In a recent work (Ghazi et al., SODA 2016), the authors with Komargodski and Kothari initiated the study of communication with contextual uncertainty, a setup aiming to understand how efficient communication is possible when the communicating parties imperfectly share a huge context. In this setting, Alice is given a function $f$ and an input string $x$, and Bob is given a function $g$ and an input string $y$. The pair $(x,y)$ comes from a known distribution $\mu$ and $f$ and $g$ are guaranteed to be close under this distribution. Alice and Bob wish to compute $g(x,y)$ with high probability. The previous work showed that any problem with one-way communication complexity $k$ in the standard model has public-coin communication $O(k(1+I))$ bits in the uncertain case, where $I$ is the mutual information between $x$ and $y$. A lower bound of $\Omega(\sqrt{I})$ bits on the public-coin uncertain communication was also shown.

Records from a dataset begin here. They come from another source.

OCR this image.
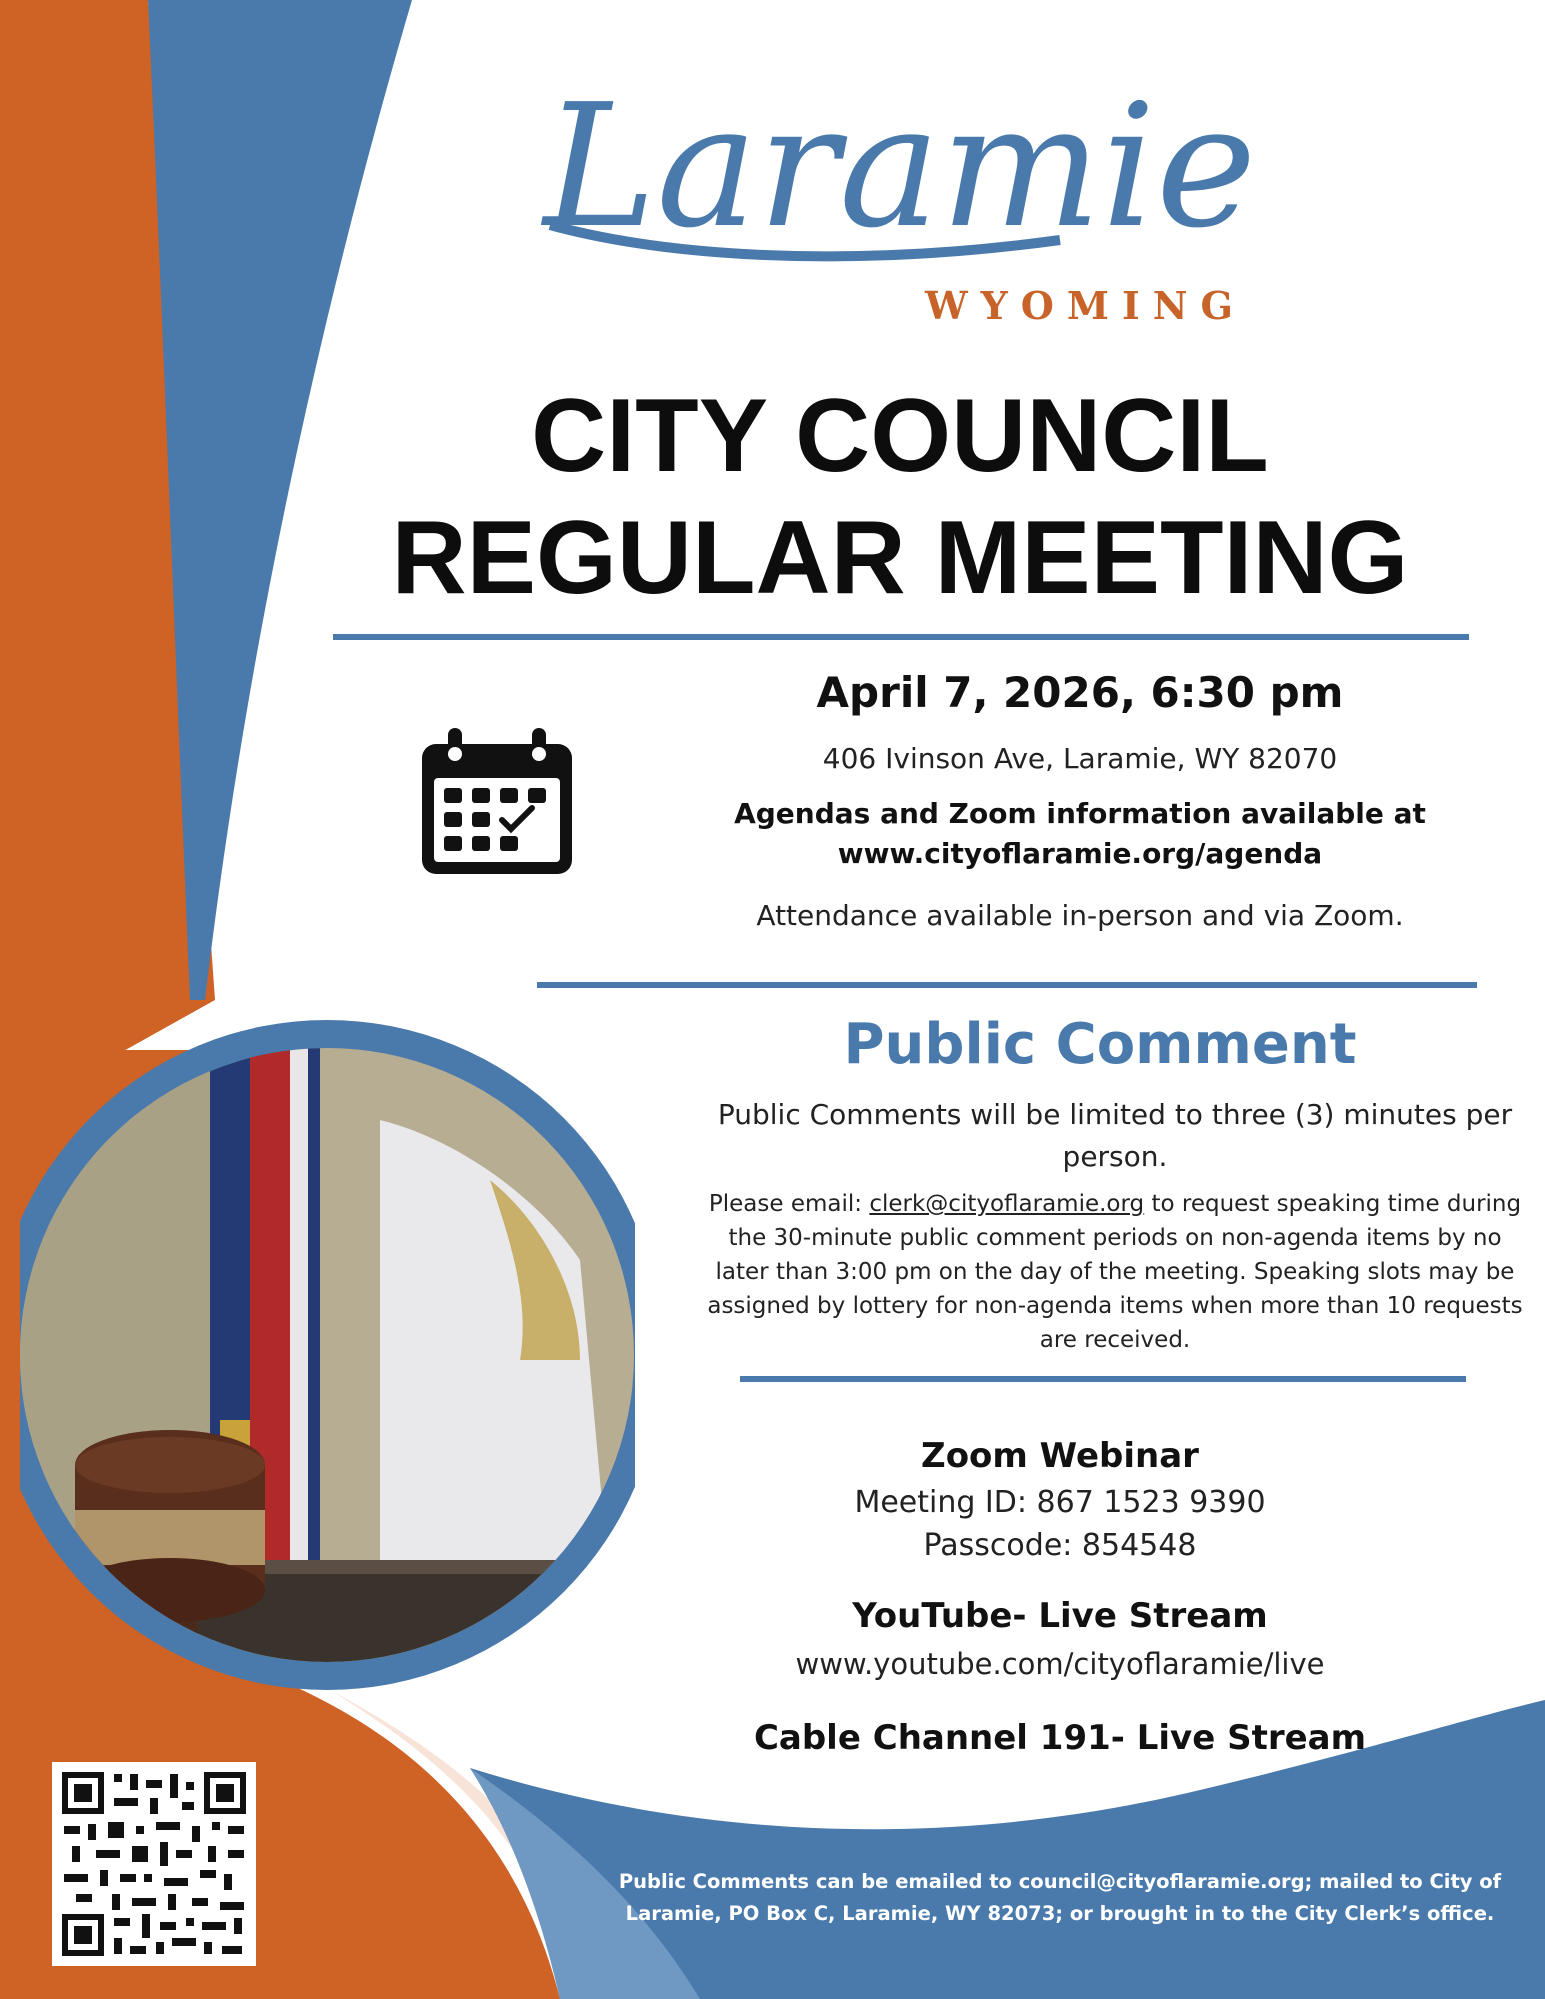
Laramie
WYOMING
CITY COUNCIL
REGULAR MEETING
April 7, 2026, 6:30 pm
406 Ivinson Ave, Laramie, WY 82070
Agendas and Zoom information available at
www.cityoflaramie.org/agenda
Attendance available in-person and via Zoom.
Public Comment
Public Comments will be limited to three (3) minutes per person.
Please email: clerk@cityoflaramie.org to request speaking time during the 30-minute public comment periods on non-agenda items by no later than 3:00 pm on the day of the meeting. Speaking slots may be assigned by lottery for non-agenda items when more than 10 requests are received.
Zoom Webinar
Meeting ID: 867 1523 9390
Passcode: 854548
YouTube- Live Stream
www.youtube.com/cityoflaramie/live
Cable Channel 191- Live Stream
Public Comments can be emailed to council@cityoflaramie.org; mailed to City of
Laramie, PO Box C, Laramie, WY 82073; or brought in to the City Clerk’s office.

An important question that was left open is the power that public randomness brings to uncertain communication. Can Alice and Bob achieve efficient communication amid uncertainty without using public randomness? How powerful are public-coin protocols in overcoming uncertainty? Motivated by these two questions:

- We prove the first separation between private-coin uncertain communication and public-coin uncertain communication. We exhibit a function class for which the communication in the standard model and the public-coin uncertain communication are $O(1)$ while the private-coin uncertain communication is a growing function of the length $n$ of the inputs.

- We improve the lower-bound of the previous work on public-coin uncertain communication. We exhibit a function class and a distribution (with $I \approx n$) for which the one-way certain communication is $k$ bits but the one-way public-coin uncertain communication is at least $\Omega(\sqrt{k} \cdot \sqrt{I})$ bits.